What has followed is a generation of pitchers with better stuff across the board, but also more red flags for potential long-term injuries — from worn-down elbow ligaments to misshapen bones in their shoulder.
“We started seeing a lot more young guys coming into higher levels of baseball with really significant mileage and pathology in their elbows and their shoulders,” ElAttrache said. “They were breaking down and requiring surgery to allow them to come back in a younger part of their career.”
Thus, surgeons like ElAttrache have innovated new ways to help injured arms get back on the mound — comparing it to improvements in knee and ankle surgeries for football players who are also exerting more force in their running movements than in the past.
“We had to figure out, how do we get better at this?” ElAttrache said. “What do we do to give them better longevity?”
The biggest changes were to the surgeries themselves.
Thanks to the increased forces today’s pitchers put on their arms to generate velocity and spin, ElAttrache said traditional Tommy John operations, for example, were not lasting as long as they once did. So, he has adopted the increasingly popular “internal brace” technique into many of his procedures — in which the repaired elbow ligament is reinforced with a braided, permanent suture to “help share the load of the damaged ligament.”
“I can’t do the same types of surgeries, the same techniques that I did 15 or 20 years ago,” he said. “I have to continue to make sure that I’m doing something better.”
The diagnosis of potential injuries has also been re-evaluated.
Because so many young pitchers now arrive in the pros with pre-existing wear and tear in their arms, ElAttrache said a renewed emphasis has been placed on trying to repair injuries before the native tissue in impacted areas is completely compromised.
“We’re getting into those things before there’s so much damage that the native tissue is completely degenerated,” he said. “We make the diagnosis earlier.”
The result has been shorter recovery times, more effective rehabilitation programs and ultimately more success stories for players coming off major injuries.
Even for a two-time Tommy John recipient like Ohtani — who is scheduled to return to pitching from his 2023 Tommy John revision early next season — ElAttrache said the standard prognosis has grown more promising.
“Yeah, the [second Tommy John] revisions don’t have as good a track record historically,” he acknowledged. “But we’ve gotten a lot better at our results after revision for a lot of reasons … And I know what I’m gonna get from Shohei in rehab. He totally buys into the process.”
Of course, there are still underlying issues for MLB and its 30 franchises to address.
No one in Dodger blue was apologizing Wednesday, when the Dodgers introduced pitcher Roki Sasaki at a news conference.
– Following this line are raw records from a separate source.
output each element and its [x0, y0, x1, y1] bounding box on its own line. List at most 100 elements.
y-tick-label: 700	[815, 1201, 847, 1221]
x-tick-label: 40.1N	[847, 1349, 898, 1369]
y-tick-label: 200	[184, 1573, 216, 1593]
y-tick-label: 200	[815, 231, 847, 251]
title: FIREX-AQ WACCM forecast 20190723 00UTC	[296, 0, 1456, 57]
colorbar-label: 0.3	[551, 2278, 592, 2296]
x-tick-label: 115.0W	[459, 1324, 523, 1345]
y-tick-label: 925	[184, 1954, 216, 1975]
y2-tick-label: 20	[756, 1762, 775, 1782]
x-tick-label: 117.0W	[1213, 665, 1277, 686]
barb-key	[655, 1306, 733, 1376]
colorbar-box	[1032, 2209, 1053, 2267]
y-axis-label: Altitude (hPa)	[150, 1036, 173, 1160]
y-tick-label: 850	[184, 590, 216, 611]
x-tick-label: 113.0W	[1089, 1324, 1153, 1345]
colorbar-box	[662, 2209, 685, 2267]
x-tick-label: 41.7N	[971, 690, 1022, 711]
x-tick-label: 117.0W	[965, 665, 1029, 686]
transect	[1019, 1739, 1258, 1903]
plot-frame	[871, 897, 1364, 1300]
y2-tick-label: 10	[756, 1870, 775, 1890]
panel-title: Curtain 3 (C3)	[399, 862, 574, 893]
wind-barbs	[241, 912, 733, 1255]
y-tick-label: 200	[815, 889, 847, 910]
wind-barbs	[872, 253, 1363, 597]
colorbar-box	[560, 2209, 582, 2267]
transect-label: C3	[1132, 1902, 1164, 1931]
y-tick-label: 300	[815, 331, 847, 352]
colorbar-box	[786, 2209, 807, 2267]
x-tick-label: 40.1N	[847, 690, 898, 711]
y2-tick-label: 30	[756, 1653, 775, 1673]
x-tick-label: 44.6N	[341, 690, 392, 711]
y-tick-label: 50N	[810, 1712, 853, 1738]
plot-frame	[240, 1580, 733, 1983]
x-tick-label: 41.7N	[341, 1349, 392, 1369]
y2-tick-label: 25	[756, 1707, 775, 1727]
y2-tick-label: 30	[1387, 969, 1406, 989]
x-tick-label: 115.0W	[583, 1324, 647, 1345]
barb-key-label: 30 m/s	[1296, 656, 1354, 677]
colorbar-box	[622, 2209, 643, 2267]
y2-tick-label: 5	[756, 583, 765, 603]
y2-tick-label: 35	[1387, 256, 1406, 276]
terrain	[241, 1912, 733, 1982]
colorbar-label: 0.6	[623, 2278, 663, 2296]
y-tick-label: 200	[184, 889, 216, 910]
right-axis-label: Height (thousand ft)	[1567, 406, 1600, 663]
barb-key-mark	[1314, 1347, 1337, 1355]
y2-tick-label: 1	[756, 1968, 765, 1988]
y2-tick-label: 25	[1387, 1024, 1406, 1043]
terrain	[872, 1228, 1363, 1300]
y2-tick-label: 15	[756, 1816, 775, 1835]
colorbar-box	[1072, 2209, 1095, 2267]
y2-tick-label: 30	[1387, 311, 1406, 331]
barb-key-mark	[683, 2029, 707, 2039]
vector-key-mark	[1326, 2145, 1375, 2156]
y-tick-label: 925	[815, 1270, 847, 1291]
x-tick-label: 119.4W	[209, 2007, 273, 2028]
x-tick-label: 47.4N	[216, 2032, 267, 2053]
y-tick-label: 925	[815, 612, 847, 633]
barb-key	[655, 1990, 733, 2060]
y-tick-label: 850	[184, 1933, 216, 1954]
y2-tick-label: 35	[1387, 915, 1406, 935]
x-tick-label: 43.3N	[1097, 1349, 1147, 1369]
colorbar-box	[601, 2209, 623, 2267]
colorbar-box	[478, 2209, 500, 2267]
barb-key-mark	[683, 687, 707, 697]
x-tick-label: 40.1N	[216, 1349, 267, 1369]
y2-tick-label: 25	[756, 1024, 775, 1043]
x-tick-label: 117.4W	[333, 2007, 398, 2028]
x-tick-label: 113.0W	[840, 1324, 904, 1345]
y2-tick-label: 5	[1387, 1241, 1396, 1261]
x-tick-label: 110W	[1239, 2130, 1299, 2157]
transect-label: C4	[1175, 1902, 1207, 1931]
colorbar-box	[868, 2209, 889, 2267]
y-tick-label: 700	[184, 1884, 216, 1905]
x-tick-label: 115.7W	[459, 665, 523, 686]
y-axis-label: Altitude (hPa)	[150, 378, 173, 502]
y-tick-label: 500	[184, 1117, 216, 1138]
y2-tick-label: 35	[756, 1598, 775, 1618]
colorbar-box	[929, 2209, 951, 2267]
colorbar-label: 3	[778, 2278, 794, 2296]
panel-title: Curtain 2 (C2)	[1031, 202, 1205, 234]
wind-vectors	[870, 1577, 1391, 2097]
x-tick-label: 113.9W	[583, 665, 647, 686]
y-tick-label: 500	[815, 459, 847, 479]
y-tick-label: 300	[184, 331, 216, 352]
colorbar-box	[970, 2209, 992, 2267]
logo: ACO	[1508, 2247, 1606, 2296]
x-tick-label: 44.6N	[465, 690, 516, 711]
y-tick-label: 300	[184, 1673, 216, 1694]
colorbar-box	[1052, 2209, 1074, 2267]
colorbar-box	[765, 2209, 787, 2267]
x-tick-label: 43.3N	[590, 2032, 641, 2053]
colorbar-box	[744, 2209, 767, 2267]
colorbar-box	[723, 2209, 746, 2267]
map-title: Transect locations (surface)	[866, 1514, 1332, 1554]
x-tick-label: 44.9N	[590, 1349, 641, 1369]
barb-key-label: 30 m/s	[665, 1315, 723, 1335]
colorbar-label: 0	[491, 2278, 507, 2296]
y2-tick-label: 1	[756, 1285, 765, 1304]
ElAttrache has been among the many medical experts consulting the commissioner’s office and the league’s research committees in search of solutions to rising pitcher injuries. He is also a key voice in the Dodgers’ internal review of their own injury problems, set to participate in a series of organizational meetings that will focus on the issue — which has plagued the Dodgers as much as any MLB team — in the coming weeks.
“Where the focus is now is to be able to identify the [injury] risks, and how can we change it?” ElAttrache said. “If we identify an arm at risk, can we save them the injury?”
In the meantime, though, optimism does reign when it comes to injury recovery. This year’s quartet of award winners offered the latest reminder why.
“I think people lose sight of what it takes for these guys to go through this,” ElAttrache said. “For as common as it has become to read about these injuries, and what to expect [from the recovery process], we shouldn’t lose sight of the human endeavor that they have to go through to do that and try to come back and play.”